Breathily delivered by Jim Reid, the lyrics match the vibe by being cryptic yet evocative. They let the listener fill in the gaps. "Walking back to you is the hardest thing that I can do / That I can do for you, for you" goes the second verse, seemingly evoking being trapped in the "honey" of a passionate relationship gone sour. And in the house-style of shoegaze, the vocals act mostly like an instrument; a part of the sonic texture rather than the focal point.

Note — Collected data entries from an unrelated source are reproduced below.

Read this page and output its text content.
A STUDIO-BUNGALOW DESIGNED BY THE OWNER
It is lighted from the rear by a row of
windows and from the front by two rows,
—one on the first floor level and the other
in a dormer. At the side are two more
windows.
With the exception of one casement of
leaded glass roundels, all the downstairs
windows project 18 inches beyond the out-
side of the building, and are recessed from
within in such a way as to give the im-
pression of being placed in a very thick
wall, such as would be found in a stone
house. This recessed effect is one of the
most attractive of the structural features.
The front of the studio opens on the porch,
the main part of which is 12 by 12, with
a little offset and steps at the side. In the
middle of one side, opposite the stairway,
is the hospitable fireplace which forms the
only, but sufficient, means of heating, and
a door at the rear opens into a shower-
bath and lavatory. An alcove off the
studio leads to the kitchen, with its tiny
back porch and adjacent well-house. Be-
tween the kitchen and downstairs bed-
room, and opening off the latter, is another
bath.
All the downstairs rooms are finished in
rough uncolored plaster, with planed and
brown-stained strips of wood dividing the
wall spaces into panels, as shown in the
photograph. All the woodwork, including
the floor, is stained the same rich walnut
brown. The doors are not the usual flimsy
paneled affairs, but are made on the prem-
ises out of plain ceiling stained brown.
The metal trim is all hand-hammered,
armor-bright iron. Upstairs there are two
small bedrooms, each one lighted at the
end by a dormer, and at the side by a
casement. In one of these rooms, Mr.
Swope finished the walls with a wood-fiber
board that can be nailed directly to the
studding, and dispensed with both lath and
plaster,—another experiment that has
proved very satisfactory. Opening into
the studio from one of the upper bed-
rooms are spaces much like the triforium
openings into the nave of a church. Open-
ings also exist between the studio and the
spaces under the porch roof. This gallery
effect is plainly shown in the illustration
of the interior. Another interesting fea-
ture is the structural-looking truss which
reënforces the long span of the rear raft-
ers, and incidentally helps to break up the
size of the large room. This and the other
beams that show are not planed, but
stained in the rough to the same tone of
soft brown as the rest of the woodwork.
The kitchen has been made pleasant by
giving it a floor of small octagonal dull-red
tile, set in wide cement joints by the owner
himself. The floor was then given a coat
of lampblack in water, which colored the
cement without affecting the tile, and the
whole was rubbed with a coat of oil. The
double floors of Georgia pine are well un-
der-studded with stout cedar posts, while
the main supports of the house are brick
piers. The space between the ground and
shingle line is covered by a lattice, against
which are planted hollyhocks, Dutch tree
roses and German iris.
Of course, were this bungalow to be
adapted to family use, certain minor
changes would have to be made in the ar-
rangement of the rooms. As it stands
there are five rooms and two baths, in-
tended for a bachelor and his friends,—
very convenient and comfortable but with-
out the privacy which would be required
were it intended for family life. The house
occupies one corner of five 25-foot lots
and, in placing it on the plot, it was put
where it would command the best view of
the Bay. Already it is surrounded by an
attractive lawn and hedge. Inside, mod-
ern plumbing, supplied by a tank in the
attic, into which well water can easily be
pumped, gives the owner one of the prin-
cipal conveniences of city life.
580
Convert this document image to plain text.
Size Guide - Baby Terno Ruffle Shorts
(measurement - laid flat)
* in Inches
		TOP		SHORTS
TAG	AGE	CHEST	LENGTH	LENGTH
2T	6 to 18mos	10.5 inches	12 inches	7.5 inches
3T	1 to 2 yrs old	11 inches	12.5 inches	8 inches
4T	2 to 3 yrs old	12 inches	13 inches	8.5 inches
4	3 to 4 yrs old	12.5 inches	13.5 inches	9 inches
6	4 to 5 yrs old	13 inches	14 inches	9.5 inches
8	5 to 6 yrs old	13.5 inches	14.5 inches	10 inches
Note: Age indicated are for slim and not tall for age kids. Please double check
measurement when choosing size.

The influence of The Jesus and Mary Chain extends well beyond Lush, My Bloody Valentine, and the shoegaze family. It's in the DNA of all indie rock that creates expansive, noisy soundscapes like A Place To Bury Strangers. "All of their sounds and textures made their songs so mysterious," guitarist Oliver Ackerman told Wired, "There was this beautiful feeling of not knowing exactly what was going on."

Dreams Burn Down — Ride

Shoegaze first envelops you in its warm embrace and then lets you roam vast sonic spaces. Symptoms of listening include sensations of falling, drifting, or floating, and Ride's "Dreams Burn Down" does exactly that. 

Andy Bell and Mark Gardener's guitars in "Dreams Burn Down" undulate from melodic phrases to gritty, noisy outbursts. Seemingly depicting being trapped in a toxic relationship, the lyrics are steeped in bitterness and longing. Landing on the couplet, "I just want what I can't have / 'Til my dreams burn down and choke me every time," the chorus is an emotional flamethrower. "Dreams Burn Down" and the rest of Ride's aptly-titled 1990 album "Nowhere" struck a chord in their native England, if not in the U.S. 

The Oxford-based band's debut peaked at No. 11 on the U.K. album charts, expanding the genre's influence. "It's classic shoegaze in the sense that it's noisy as hell yet stunningly beautiful," writer and rock critic Kenneth Partridge told the AV Club, later adding, "... you can say the only shoegazers that really preceded Ride were The Jesus And Mary Chain and My Bloody Valentine." But as much as Ride impacted the shoegaze of its time, it remains an enduring influence. After the band's breakup in 1996, Bell struck it truly big by joining Brit-pop behemoth Oasis. But just about any indie band trading in atmospheric walls of sound is indebted.